AMR (Automated Meter Reader) devices should play a key role in the transition, as they can act as an upgrade, by being attached to NHH and gas meters.

They would be an additional connection channel capable of sending HH data to the supplier and MOP (Meter Operator Provider), which confirms usage.

This is classed as advanced metering, although only HH and SMETS store data on site. AMRs are battery-powered, but last for five to seven years and can come under a warranty.

The creation of a load-shaping service is likely to contain harsher criteria for commercial customers, rather than domestic, who can just opt-out.

Who will collect, aggregate and validate data from metering?

The MHHS sanctions state that suppliers should inform a relevant Registration Service that has been appointed to deliver metering and data services.

Appointment notices, where Meter Operators and Data Collectors separately update the registration service, will no longer be required.

The MOP and DC are likely to be renamed and restructured, while the DA (Data Aggregator), an organisation accredited to collect HH information, won’t exist at all.

This will increase centralisation as Elexon, the independent National Regulatory Authority that compares contracts to volumes, handles the aggregation itself.

There will be an 18-month process of every single supply, which is around 30 million in total, being de-appointed from the MOP and DC/DA, then reappointed with new terminology.

The Meter Operator will then be referred to as Metering Services, the Data Collector becomes Data Services, with Data Aggregation switching to Market-wide Data Service.

The Meter Data Retrieval (MDR) is a role that is being created, under MHHS, which will allow for data collection without the need for supplier input.

These developments make for easier retrieval of data from most meters, which the Data Communications Company (DCC) are responsible for, with Ofgem regulating them.

How many meters is this going to affect?

There are 30 million meters moving over to the new operating model, with 2.6 million of them being commercial, although a high proportion are already capable of HH data collection.

Of those 2.6 million meters, appointments are required on 600,000 to make them compatible, with the rest all being digital. Around 50,000 supplies still remain unmetered.

The UK market size for SMETS and traditional meters, for domestic and microbusiness customers, is 95.7 per cent, with data and metering services taking centre stage.

Advanced metering, for I & C (Industrial and Commercial) and SME businesses, makes up 4.24 per cent of the marketplace, which is a two-way communication process.

When is the deadline for these changes?

If a current meter isn’t HH, AMR, SMETS, or smart, it will have to be changed by March 2026. The timeline for how this will develop is as follows: –

2023/2025 – System Integration Testing.

April 2024 – All new connections now should be HH, no NHH metering should be done going forward.

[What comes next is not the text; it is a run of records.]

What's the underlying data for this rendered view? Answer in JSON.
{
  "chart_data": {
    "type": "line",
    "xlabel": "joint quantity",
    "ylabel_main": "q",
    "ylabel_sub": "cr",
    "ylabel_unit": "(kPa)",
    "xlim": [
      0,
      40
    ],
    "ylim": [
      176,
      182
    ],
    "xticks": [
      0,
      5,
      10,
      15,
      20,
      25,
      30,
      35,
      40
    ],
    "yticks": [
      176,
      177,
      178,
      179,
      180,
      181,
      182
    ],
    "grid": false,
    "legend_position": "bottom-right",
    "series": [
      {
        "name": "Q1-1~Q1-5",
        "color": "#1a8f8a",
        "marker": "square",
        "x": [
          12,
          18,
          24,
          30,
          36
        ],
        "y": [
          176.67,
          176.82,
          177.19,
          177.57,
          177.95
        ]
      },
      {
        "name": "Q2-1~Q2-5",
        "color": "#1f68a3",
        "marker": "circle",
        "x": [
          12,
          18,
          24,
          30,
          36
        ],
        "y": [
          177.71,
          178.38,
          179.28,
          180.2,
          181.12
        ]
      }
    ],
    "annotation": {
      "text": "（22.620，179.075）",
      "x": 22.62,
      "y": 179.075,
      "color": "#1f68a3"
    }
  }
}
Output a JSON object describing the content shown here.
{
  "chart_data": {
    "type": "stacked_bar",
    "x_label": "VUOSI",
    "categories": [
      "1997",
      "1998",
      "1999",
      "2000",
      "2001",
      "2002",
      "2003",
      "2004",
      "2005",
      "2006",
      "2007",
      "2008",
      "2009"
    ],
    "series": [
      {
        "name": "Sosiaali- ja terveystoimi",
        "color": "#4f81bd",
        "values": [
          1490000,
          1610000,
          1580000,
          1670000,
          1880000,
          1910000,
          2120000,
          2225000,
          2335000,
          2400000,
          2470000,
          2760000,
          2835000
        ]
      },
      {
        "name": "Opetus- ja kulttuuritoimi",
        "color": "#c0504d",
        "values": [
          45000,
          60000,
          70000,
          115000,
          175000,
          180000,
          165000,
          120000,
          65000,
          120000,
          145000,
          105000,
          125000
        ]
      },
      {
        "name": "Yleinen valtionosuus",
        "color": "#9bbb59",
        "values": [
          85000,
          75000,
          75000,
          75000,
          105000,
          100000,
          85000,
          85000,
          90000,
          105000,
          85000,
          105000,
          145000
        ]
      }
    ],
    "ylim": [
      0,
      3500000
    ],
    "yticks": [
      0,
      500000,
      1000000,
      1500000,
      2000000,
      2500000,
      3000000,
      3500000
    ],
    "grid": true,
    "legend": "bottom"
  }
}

December 2024 – Suppliers expected to slow down mass agent appointments.

April 2024/April 2025 – This is the last time-frame before migration begins, during the latter period, which may put time constraints on companies.

March 2026 – All sites migrated/meters replaced/converted to HH.

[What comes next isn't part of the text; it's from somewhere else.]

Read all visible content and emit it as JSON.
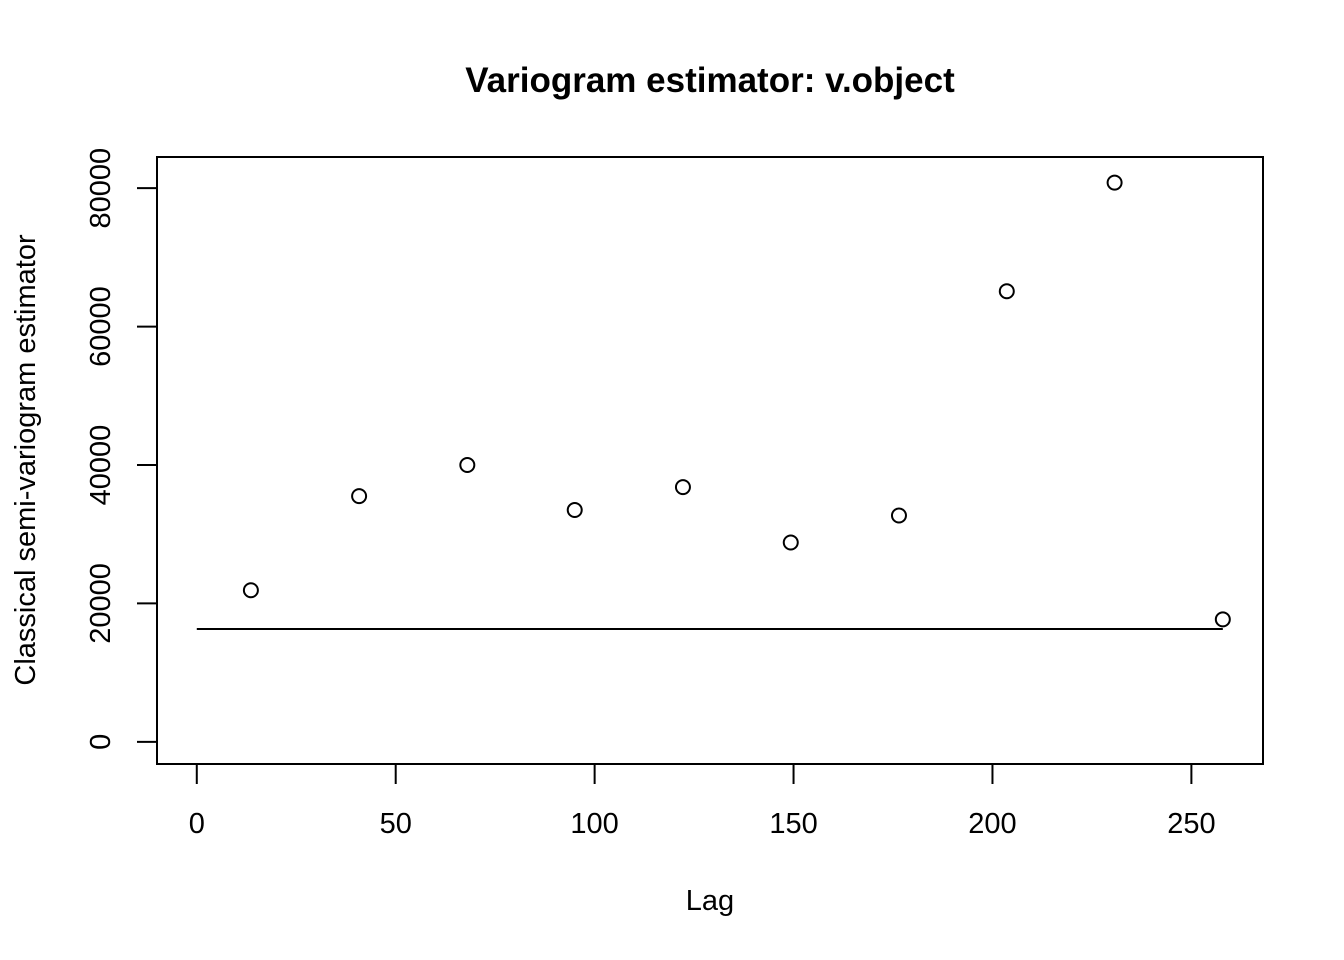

How can Consultus help with this process?

The Consultus International Group are putting a framework in place, with a provider, to make the transition seamless for clients, by expanding upon current capabilities.

Upgrades, installations and conversions can be covered, in an end-to-end process, along with any software requirements that may be required.

Consultus’ metering team can negotiate with suppliers, to gain favourable rates, and project manage any changes, along with handling installations, without impacting on productivity.

Consultus can also offer myEnergy, our exclusive and award-winning online portal that can house and track all cost and consumption data.

The earlier that we become involved, the easier this transition will become, for clients, and our metering team are experienced in processing HH data.

Suppliers are expected to move away from any big shifts in portfolio, from December, and fines could even be introduced for non-compliance.

The events mentioned in this blog have been three years in the making and could change again, but Consultus will continue to guide clients through alterations to the process.